The Milky Way in motion: gauging stellar trajectories that shape the Galactic thin disc

TL;DR

This study investigates the orbital evolution of stars in the Milky Way's thin disc, revealing that most stars undergo churning, with migration patterns influenced by chemical composition and Galactic structures.

Contribution

The paper introduces refined chemical-evolution models and applies a generalized additive model to estimate stellar birth radii, distinguishing between churning and blurring mechanisms in stellar migration.

Findings

Approximately 75% of stars exhibit churning-driven migration.

Metal-rich stars tend to migrate outward, while metal-poor stars migrate inward.

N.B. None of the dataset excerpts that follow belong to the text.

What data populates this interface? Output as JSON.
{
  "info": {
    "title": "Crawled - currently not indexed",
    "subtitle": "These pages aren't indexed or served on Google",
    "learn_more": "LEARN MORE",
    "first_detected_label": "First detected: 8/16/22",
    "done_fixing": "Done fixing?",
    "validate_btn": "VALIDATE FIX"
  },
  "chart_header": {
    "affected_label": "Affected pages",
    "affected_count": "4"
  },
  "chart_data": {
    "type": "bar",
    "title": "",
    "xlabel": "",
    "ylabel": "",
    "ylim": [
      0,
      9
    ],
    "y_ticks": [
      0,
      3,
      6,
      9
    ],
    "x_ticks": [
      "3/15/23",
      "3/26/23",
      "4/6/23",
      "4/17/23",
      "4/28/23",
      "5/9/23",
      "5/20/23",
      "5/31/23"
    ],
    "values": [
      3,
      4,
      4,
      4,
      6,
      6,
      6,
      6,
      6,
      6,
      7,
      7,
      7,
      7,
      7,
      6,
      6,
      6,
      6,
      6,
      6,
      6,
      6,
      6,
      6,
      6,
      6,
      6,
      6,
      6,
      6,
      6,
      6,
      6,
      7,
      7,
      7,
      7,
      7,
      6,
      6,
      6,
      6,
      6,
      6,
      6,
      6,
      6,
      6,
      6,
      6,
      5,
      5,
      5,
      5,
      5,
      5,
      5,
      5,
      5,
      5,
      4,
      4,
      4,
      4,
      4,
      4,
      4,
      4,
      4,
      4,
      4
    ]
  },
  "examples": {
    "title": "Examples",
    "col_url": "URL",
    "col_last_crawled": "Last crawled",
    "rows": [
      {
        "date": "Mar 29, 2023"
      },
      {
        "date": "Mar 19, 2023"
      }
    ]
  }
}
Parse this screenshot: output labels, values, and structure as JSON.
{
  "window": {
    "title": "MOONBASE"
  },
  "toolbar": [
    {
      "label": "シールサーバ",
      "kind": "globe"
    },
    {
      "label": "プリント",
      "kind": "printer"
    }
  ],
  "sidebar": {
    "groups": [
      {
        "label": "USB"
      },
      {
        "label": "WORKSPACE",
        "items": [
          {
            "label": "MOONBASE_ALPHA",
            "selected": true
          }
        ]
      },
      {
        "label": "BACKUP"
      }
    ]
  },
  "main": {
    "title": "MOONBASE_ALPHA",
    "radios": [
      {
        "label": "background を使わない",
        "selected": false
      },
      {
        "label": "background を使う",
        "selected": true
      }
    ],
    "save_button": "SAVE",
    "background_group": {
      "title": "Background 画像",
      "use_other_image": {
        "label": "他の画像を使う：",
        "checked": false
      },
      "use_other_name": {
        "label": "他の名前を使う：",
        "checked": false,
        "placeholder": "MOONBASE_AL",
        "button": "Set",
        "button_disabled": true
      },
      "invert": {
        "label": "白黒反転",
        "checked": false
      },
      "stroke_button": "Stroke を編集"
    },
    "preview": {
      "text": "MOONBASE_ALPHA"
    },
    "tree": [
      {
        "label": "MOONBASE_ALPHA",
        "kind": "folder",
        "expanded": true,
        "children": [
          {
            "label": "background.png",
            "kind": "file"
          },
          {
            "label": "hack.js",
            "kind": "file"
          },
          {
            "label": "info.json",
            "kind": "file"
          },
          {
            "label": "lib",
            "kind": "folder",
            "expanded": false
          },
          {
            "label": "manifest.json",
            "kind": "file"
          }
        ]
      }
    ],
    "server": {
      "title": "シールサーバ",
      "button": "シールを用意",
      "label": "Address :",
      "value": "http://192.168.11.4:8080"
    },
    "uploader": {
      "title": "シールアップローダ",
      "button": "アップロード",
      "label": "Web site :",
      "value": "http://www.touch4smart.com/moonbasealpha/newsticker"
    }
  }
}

Migration patterns vary with chemical groups, indicating interactions with Galactic structures.

Abstract

As stars traverse the Milky Way, their orbits evolve through perturbations that alter their orbital radii. These changes arise from two mechanisms: churning, which modifies angular momentum, and blurring, which induces eccentric orbits without major angular momentum change. To assess whether churning or blurring dominates the dynamical evolution of Gaia-ESO stars, we refine Galactic chemical-evolution models by constructing finer grids that span a wider age range. Using a generalised additive model (GAM), we estimate stellar birth radii beyond the limits of binned metallicity models and compare them with dynamical parameters derived from Gaia parallaxes and proper motions, and Galpy. Our metallicity-stratified sample, grouped through hierarchical clustering of 21 chemical abundances, reveals clear migratory signatures: metal-rich stars formed in the inner disc preferentially move outwards, while more metal-poor stars formed at larger radii tend to migrate inwards. About 75% of stars show signs of churning, while the remainder are largely undisturbed or shaped by blurring. These patterns vary among chemical groups, likely reflecting interactions with the Galactic bar and spiral arms.